The women looked at each other “Well, in that case,” said one, “I suppose we’d better give you one.”
“Well, don’t put yourself out too much, will you?”
Looking a little nervous now because of her cross manner, and obvious officer tone as she was used to giving instructions, the girls handed her a cup of tea.
“Mmm, it’s lovely. Heavenly,” Vera said, after sipping it.
“Actually it’s a bit stewed.”
“You wouldn’t notice that if you’d been without tea for weeks. You can’t imagine how much I’ve pined for a cup of tea while I’ve been in France.”
“Glad you like it. Want another?”
“Thank you, I would - if it’s not too much trouble.”
The women’s eyes met and they smiled. “I’ll make you a fresh pot, Ducky. Want a bun?”
“If you’re sure you can spare it.”
As Vera munched her currant bun – which was probably very ordinary made with wartime ration ingredients, but tasted good to her, she wondered how other men and women returning to England after the war was over would be treated. Would they face the disbelief she’d had to put up with? No one appreciating just what it was like over there as the troops battling forward across Europe.
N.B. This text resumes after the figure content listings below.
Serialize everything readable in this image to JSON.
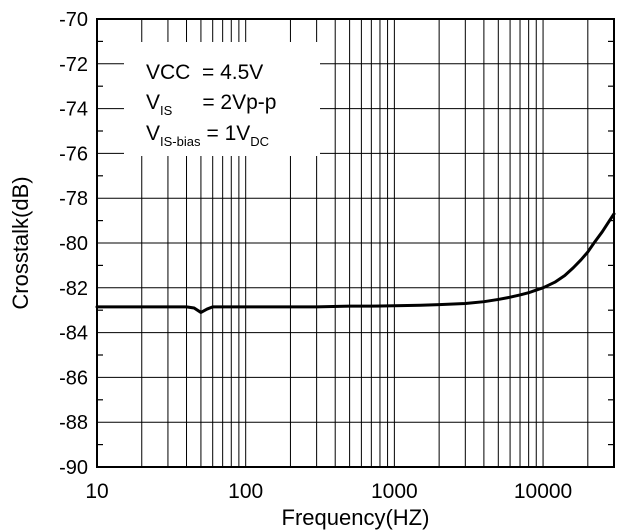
{
  "chart_data": {
    "type": "line",
    "title": "",
    "xlabel": "Frequency(HZ)",
    "ylabel": "Crosstalk(dB)",
    "x_scale": "log",
    "xlim": [
      10,
      30000
    ],
    "ylim": [
      -90,
      -70
    ],
    "x_ticks": [
      10,
      100,
      1000,
      10000
    ],
    "x_tick_labels": [
      "10",
      "100",
      "1000",
      "10000"
    ],
    "y_ticks": [
      -90,
      -88,
      -86,
      -84,
      -82,
      -80,
      -78,
      -76,
      -74,
      -72,
      -70
    ],
    "y_tick_labels": [
      "-90",
      "-88",
      "-86",
      "-84",
      "-82",
      "-80",
      "-78",
      "-76",
      "-74",
      "-72",
      "-70"
    ],
    "grid": true,
    "legend": {
      "placement": "top-left",
      "line1": {
        "text": "VCC  = 4.5V"
      },
      "line2": {
        "main": "V",
        "sub": "IS",
        "rest": "= 2Vp-p"
      },
      "line3": {
        "main": "V",
        "sub": "IS-bias",
        "rest": "= 1V",
        "sub2": "DC"
      }
    },
    "series": [
      {
        "x": [
          10,
          20,
          30,
          40,
          45,
          50,
          55,
          60,
          70,
          100,
          150,
          200,
          300,
          500,
          700,
          1000,
          1500,
          2000,
          3000,
          4000,
          5000,
          6000,
          7000,
          8000,
          9000,
          10000,
          12000,
          14000,
          16000,
          18000,
          20000,
          22000,
          25000,
          28000,
          30000
        ],
        "y": [
          -82.85,
          -82.85,
          -82.85,
          -82.85,
          -82.9,
          -83.1,
          -82.95,
          -82.85,
          -82.85,
          -82.85,
          -82.85,
          -82.85,
          -82.85,
          -82.82,
          -82.82,
          -82.8,
          -82.78,
          -82.75,
          -82.7,
          -82.62,
          -82.52,
          -82.42,
          -82.32,
          -82.22,
          -82.1,
          -82.0,
          -81.75,
          -81.45,
          -81.1,
          -80.75,
          -80.4,
          -80.0,
          -79.5,
          -79.0,
          -78.7
        ]
      }
    ]
  }
}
She was determined that when – and please God it would be soon – Geoff returned home, she would be far more understanding about the agonies he had suffered.
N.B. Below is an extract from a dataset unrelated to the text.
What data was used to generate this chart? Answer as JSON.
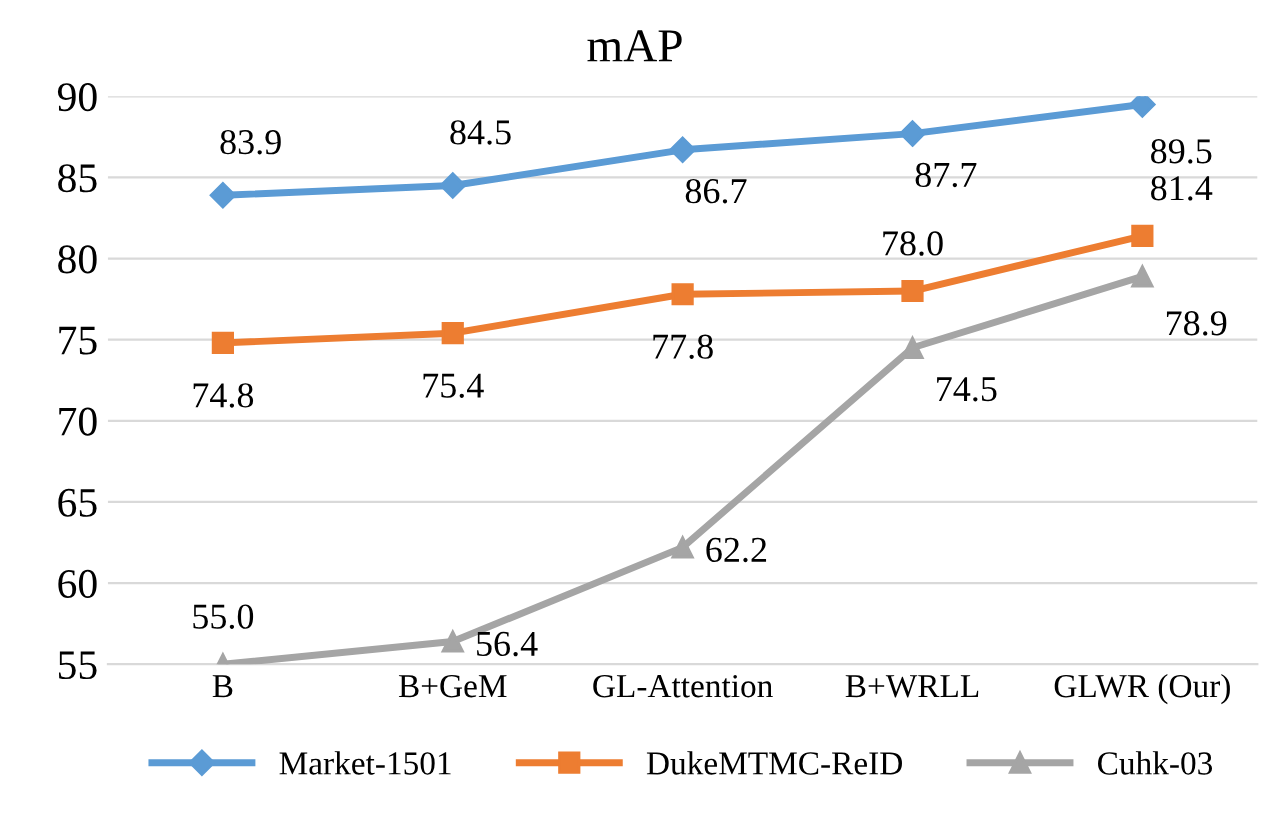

Feeling better after her refreshment, she asked the women where the NAFFI quarters were. After they directed her, Vera said, “Now I have one more waif and stray for you to help.”
The women looked out of the hatch looking for another person. Vera went to her bike and picked up the puppy.
Vera held up the rescued puppy for them to see.
“Ahh!” They immediately showed it more sympathy than they’d given her. And Freda was soon lapping up some water and gulping down a small bowl of food.
“Isn’t it sweet?”
A little later, fortified with some fresh tea, and a contented puppy in her bicycle basket, Vera retrieved her bicycle and set off to find the NAFFI headquarters.
* * *
Vera soon became lost trying to find the way.
The dockland was huge. She was glad she had her bicycle as she pedalled here and there, asking directions from service people she met, who looked at her as if she’d come out of a hedge backwards.
She supposed that before the invasion, she would have been carted off as a suspicious person in a Top Secret location – but now security was more relaxed. And there were so many people wearing different uniforms.
I expect they think I’m a char, come in from the town to clean some offices.
She stopped finding a patch of nicely manicured green grass for the puppy to wee on. And decided she ought to go inside the Nissen hut marked with nothing more than a notice of letters and figures on it, when she heard marching feet and a loud American voice sounded, “Lady, you’re dicing with death allowing that little beast on the commander’s lawn.”
Vera turned to look up at an American pilot speaking to her.
“I won’t tell him - and hope you won’t,” she replied with a grin.
“I guess not. But I advise you to scram.”
Looking again at him more closely she came to the conclusion that he probably was one of the top brass. If not the Commander himself!
Vera wasn’t fazed. “ I’m sorry, sir, to have chosen the wrong spot.”
The officer walked over and crouched down to play with the puppy. “He’s a fine fella.”
“Actually, he’s a she.”
“OK then, she’s a fine English shepherd dog.”
“Actually, she’s a German Alsatian. I’m sure she would have belonged to a German manning the defences in Normandy. I was given her on the beach at Arromanches. I was told the bitch and her pups had been killed in the bombing - but this one survived.” Vera added in a quiet voice, “Actually, the soldier who saved her, died - so I’m looking after her.”